CHP'li Adıgüzel'den Bakan Kurum'a: Bu zehir yuvalarını neden kapatmıyorsunuz?

CHP Ordu Milletvekili Mustafa Adıgüzel, Çevre, Şehircilik ve İklim Değişikliği Bakanı Murat Kurum’a, Ordu’nun Fatsa ilçesindeki altın madeninin çevreye ve insanlara verdiği zarara değinerek 'zehir yuvası' benzetmesi yaptığı madenin neden kapatılmadığını sordu.

Adıgüzel, "Fatsa'daki 100 bin insanın tepesinde bu şekilde bir zehir potansiyeli olarak, bir depo olarak duruyor. Bu zehir yuvasını neden kapatmıyorsunuz” dedi.

TBMM Plan ve Bütçe Komisyonu'nda dün Çevre, Şehircilik ve İklim Değişikliği Bakanlığı'nın bütçe üzerindeki görüşmeleri Bakan Murat Kurum'un katılımıyla devam etti.

Adıgüzel, bütçe üzerine söz aldı ve Fatsa'daki fay hattı üzerinde bulunan altın madeninin çevreye ve insana verdiği zarara dikkat çekerek şunları söyledi:

"MALİYET SEBEBİYLE SULAR ARITILMADAN ZEHİR ÇEVRE DERELERE SALINIYOR"

“Sayın Bakan, anayasal sağlık ve çevre hakkına rağmen, çok açık delillerin ve kesin tespitlerin dahi siyasetin ve bağımlı adaletin eliyle görmezden gelindiğini, devlet kurumları eliyle suç işlendiğini size iki örnekle aktaracağım.

Ordu Çaybaşı İlküvez'de bir vahşi katı atık depolama alanı var; Ordu Büyükşehir Belediyesine ait. ‘Burada sıfır atıkla enerji üreteceğiz’ dendi fakat enerji üretmeyi bıraktım, şu anda maliyet sebebiyle artık atık suyu da arıtılmadan zehir çevre derelere salınmaktadır. Buradaki ÇED izninde 1,5 metre çöp, 1 metre toprak şeklinde en fazla 11 metre dendiği hâlde şu anda kaç biliyor musunuz? Tam 35 metre. Yetmedi, yanlara dinamitle sürekli yeni yerler açılıyor. Peki ‘Burada su içilemez durumda ve çevre derelere zehirli su akıtılıyor’ diyen kim biliyor musunuz?
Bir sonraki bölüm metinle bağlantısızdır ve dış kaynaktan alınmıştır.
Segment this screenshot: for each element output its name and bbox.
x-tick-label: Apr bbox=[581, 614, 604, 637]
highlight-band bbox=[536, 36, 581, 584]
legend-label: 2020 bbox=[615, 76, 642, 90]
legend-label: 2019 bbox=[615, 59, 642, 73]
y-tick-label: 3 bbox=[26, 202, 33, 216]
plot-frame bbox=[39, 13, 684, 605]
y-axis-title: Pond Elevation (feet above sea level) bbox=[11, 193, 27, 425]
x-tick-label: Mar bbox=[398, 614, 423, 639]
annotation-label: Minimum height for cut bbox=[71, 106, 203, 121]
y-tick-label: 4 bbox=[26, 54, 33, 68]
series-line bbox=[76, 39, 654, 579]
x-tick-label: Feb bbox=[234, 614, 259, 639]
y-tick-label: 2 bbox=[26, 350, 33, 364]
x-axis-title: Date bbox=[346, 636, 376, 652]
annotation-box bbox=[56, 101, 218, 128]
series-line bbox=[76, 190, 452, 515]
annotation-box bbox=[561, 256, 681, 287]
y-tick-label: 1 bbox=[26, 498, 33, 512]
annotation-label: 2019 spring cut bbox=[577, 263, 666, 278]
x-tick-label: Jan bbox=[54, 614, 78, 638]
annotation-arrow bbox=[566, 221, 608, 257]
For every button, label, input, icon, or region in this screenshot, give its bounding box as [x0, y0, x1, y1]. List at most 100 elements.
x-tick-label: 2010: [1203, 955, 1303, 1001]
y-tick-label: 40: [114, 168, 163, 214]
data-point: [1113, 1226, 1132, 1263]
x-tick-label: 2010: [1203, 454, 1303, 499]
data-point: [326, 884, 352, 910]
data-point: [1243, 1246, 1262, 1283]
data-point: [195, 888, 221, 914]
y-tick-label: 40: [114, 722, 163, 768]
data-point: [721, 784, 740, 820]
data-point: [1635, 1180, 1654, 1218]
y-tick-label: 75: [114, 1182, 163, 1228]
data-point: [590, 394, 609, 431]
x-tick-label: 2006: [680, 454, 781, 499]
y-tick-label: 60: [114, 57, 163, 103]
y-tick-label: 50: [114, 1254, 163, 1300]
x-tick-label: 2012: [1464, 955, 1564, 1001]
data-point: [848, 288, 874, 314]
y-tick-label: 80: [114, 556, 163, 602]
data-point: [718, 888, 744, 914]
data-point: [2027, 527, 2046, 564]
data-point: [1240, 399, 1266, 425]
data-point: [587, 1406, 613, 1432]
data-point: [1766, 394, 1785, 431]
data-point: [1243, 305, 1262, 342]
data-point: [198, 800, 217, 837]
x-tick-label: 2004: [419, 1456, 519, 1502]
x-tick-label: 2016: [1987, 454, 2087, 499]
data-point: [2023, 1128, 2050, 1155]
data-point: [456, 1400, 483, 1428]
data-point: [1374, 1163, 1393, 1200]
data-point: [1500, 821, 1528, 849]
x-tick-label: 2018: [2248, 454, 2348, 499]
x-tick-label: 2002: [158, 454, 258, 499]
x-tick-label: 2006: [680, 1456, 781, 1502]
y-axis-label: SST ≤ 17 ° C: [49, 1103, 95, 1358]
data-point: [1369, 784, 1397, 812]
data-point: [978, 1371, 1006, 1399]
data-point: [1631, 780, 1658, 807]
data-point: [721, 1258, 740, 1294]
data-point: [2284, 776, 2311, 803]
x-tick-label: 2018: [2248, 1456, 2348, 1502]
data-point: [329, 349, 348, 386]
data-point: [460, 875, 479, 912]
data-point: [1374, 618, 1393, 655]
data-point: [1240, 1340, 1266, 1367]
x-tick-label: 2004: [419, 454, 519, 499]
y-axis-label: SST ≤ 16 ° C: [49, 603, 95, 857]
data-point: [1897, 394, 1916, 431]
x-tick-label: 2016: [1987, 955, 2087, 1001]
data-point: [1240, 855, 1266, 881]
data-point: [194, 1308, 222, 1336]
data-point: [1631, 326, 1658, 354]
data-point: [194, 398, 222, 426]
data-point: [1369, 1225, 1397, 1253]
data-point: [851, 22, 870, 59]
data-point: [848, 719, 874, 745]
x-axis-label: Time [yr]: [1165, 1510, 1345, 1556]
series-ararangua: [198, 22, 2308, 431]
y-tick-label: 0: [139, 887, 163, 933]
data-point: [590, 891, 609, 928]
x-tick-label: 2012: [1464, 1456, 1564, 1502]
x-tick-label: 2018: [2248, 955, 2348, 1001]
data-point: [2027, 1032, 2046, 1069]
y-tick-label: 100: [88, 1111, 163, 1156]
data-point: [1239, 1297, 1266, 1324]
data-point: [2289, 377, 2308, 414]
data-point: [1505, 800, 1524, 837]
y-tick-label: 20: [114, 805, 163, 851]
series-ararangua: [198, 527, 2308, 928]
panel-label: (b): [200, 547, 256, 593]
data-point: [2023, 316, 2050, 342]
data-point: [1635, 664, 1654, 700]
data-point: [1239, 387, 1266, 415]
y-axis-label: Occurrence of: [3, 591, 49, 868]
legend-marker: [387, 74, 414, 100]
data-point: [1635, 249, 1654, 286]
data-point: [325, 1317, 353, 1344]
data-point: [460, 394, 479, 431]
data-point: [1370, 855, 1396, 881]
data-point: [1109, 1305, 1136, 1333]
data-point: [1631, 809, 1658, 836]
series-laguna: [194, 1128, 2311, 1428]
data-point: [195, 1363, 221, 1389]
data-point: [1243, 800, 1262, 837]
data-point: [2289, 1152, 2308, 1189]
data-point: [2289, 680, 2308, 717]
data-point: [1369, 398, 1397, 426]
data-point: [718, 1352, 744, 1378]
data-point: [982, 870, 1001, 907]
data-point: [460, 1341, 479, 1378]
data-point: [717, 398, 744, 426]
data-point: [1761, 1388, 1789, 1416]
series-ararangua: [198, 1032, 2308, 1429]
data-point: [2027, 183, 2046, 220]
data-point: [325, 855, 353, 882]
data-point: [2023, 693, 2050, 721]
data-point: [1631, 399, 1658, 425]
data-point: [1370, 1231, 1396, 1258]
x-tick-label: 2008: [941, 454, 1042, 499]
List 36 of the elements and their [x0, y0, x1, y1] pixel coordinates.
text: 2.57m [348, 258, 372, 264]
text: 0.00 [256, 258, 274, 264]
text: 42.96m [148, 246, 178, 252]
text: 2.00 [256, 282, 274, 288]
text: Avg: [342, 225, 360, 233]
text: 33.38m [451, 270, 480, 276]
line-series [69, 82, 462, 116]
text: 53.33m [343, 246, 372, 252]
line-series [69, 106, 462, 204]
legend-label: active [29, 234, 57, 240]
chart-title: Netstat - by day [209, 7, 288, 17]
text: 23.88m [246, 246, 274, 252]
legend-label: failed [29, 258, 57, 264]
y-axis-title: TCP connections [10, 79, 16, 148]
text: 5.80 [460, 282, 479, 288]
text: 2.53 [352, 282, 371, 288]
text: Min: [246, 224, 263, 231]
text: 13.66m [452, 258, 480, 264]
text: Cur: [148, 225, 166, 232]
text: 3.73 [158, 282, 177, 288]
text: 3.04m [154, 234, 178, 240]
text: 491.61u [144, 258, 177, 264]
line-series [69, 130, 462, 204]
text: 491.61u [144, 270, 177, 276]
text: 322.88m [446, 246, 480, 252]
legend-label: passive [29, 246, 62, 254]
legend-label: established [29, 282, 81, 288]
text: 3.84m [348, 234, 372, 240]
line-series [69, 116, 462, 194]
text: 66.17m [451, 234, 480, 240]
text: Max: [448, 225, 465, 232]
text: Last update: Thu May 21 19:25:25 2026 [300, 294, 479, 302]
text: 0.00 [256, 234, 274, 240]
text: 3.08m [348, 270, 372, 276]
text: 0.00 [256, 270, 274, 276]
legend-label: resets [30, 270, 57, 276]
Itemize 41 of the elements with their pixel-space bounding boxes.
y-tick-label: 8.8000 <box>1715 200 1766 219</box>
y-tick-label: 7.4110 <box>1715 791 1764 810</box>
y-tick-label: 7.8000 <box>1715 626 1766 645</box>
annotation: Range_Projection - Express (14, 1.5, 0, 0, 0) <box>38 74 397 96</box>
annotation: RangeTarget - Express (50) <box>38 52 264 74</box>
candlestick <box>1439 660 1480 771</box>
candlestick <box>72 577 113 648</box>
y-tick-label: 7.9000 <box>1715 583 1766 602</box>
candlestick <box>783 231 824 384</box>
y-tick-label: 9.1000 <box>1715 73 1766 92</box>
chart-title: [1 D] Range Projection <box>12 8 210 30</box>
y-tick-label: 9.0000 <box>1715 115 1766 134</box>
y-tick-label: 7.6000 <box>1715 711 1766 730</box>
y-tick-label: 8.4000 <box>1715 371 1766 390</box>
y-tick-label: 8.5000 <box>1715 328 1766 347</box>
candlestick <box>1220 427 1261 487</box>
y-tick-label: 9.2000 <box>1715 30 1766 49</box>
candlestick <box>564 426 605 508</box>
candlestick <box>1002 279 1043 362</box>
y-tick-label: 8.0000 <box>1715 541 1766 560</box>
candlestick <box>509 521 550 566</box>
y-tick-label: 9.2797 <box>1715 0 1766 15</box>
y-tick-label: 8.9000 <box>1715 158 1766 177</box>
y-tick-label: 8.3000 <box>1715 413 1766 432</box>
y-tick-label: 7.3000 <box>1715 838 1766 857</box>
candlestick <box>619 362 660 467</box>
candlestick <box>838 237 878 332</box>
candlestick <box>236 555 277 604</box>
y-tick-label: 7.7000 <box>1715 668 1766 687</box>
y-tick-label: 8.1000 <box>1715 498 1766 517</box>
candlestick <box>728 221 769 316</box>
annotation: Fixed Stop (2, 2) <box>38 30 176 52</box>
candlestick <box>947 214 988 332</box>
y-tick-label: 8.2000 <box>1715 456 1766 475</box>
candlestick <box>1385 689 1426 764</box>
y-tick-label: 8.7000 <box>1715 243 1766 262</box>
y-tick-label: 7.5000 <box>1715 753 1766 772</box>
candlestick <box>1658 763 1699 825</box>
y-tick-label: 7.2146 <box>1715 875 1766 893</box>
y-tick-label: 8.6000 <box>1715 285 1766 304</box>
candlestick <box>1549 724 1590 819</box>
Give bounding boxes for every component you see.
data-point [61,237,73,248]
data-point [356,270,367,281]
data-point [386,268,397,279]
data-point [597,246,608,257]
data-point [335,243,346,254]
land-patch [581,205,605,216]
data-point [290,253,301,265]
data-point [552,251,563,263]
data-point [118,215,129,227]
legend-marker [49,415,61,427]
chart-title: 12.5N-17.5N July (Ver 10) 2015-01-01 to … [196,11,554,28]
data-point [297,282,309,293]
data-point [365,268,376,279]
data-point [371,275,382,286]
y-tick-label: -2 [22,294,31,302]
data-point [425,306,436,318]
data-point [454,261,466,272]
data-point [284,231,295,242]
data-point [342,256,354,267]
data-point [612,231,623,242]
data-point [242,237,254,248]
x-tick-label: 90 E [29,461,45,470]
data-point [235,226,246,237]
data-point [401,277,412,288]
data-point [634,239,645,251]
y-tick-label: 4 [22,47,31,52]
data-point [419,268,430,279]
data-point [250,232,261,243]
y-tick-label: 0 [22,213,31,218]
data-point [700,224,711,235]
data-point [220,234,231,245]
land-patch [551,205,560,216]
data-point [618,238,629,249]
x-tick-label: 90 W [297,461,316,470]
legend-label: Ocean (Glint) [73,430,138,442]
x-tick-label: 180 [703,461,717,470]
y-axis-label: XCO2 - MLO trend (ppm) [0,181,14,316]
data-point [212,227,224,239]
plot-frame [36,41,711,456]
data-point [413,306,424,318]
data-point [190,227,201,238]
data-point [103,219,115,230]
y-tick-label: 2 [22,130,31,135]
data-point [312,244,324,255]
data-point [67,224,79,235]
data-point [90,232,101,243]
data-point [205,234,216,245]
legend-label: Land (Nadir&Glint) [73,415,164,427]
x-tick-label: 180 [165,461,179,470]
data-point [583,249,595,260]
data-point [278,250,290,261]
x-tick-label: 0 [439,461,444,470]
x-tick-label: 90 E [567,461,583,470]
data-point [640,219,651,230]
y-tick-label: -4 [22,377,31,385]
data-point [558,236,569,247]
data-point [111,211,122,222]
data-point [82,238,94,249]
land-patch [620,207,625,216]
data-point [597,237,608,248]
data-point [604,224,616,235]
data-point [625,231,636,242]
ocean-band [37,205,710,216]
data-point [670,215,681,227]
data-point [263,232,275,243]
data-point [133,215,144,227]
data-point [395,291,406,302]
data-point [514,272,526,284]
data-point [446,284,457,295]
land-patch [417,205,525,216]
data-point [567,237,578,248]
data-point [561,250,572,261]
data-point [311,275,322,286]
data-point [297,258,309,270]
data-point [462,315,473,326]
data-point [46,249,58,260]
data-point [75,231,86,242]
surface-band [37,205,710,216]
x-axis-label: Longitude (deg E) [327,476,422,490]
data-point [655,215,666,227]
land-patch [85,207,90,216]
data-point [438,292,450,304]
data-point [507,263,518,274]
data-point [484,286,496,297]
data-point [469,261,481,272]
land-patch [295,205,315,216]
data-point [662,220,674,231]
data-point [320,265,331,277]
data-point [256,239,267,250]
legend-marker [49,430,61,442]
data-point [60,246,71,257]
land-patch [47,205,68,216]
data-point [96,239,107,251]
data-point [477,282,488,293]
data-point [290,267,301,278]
Ben değilim, sizin Çevre, Şehircilik ve İklim Değişikliği İl Müdürlüğünüz. Şubat 2020’den itibaren, bir buçuk yıldır Ordu Büyükşehir Belediyesine ve ilgili firmaya defaatle yazı yazmasına ve ceza kesmesine rağmen hâlâ da orada bu zehir salınmaya devam ediyor. Yargı ise tüm alanı kapatmak yerine; aşağıdaki Ünye, Çaybaşı ve İkizce zehirleniyor, oraları kurtarmak yerine; Büyükşehir ve ilgili firmayı yargılamak yerine orada buna itiraz eden halkı yargılıyor. 80 yaşında teyzeler aylardır on beş günde bir mahkemeye gidip geliyor.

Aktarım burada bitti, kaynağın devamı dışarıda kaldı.